Ich nehme das als Ansporn für unser christliches Handeln in der Welt. Wir sind gefordert. So ist der Satz Jesu „Ihr seid das Salz der Erde“ denn auch nicht nur Zuspruch, sondern Herausforderung. Indikativ und Imperativ sind nicht zu trennen, das vorangestellte „Ihr“ macht das sehr deutlich. Ich zähle auf Euch, und ich rechne auch fest mit Euch – das sagt Jesus auf dem Berg den versammelten Menschen auf den Kopf zu. Kein leichtes Erbe, denn wir können nicht die Hände in den Schoß legen und andere machen lassen. Wir müssen ran, uns für den Frieden stark machen. Erinnerungstage wie dieser – mit dem weiten Blick auf den Westfälischen Friedensschluss vor 371 Jahren just an dieser Stelle hier nebenan können uns dessen wieder versichern. Sind zugleich Zuspruch und Herausforderung. Gerne zitiere ich aus dem Instrumentum Pacis Osnabrugensis vom 25. Oktober 1648:

 

„Es soll dieser [Friede] aufrichtig und ernstlich eingehalten und beachtet werden, auf dass jeder Teil Nutzen, Ehre und Vorteil des anderen fördere und dass [...] treue Nachbarschaft, wahrer Friede und echte Freundschaft neu erwachsen und erblühen möge."

 

Zurück zum Salz der Erde.
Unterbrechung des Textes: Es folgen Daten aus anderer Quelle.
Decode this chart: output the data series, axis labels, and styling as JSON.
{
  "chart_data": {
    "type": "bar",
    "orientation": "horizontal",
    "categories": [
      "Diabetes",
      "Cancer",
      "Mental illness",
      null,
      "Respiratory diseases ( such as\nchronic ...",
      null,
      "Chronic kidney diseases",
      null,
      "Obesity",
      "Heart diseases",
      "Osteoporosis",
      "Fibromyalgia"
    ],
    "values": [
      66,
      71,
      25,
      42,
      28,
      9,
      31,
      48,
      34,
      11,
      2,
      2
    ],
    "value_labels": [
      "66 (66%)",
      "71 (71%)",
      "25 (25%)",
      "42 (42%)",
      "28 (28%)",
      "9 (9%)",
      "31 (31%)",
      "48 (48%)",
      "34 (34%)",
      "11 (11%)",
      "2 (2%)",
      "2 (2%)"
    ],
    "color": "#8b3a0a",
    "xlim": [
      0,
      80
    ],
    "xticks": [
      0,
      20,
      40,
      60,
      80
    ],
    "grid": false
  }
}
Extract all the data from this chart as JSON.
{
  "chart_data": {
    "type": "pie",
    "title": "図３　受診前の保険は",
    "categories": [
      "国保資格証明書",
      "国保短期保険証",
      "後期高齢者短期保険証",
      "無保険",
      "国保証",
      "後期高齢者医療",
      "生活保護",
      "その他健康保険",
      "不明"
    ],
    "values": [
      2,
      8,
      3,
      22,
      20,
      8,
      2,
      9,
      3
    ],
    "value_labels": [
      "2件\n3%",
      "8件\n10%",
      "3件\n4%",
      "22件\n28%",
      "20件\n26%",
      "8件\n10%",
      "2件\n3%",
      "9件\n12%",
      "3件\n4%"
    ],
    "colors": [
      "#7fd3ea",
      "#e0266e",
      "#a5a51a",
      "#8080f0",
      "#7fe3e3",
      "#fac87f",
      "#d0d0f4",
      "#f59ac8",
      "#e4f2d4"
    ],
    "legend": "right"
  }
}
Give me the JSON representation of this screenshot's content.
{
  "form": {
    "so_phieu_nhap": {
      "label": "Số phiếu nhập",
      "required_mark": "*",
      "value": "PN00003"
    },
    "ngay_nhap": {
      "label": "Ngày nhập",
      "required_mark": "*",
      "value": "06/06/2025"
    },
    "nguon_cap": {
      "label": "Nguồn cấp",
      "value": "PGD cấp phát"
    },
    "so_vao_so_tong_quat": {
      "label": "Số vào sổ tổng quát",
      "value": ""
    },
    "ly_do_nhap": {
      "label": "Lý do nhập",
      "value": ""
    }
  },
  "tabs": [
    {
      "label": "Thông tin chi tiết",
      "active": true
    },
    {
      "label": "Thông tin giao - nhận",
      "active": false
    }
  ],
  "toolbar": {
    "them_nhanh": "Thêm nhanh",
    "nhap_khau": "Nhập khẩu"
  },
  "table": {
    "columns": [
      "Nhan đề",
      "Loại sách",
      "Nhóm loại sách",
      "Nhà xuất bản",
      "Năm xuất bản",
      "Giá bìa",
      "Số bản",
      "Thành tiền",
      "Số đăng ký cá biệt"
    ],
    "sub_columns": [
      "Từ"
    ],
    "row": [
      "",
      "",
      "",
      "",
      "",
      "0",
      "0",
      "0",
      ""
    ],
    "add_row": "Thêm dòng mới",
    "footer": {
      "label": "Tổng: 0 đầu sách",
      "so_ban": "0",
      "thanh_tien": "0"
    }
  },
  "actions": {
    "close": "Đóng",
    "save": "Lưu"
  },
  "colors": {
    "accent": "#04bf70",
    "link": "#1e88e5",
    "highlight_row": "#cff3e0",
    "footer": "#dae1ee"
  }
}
Das von Jesus gewählte Bild des Salzes birgt noch drei interessante Aspekte. Den ersten hat man sogleich auf der Zunge, wenn man über das Salz in der Suppe nachdenkt: Wie schnell kann eine Speise auch versalzen sein! Zuviel des Guten. Mal wieder übertrieben. Und dann verzieht man schmerzlich das Gesicht, möchte die Suppe am liebsten wieder loswerden. Auf unser Friedensengagement übertragen kann uns dieses davor bewahren, zu viel Aktionismus walten zu lassen. Das rechte Maß behalten bedeutet eben auch, genau wahrzunehmen, wieviel man von sich und anderen verlangt und wo die Grenze dessen ist, was man erwarten kann. Friedensarbeit ist beileibe kein einfaches Geschäft, und hier wie da kommt es auf die Dosis an.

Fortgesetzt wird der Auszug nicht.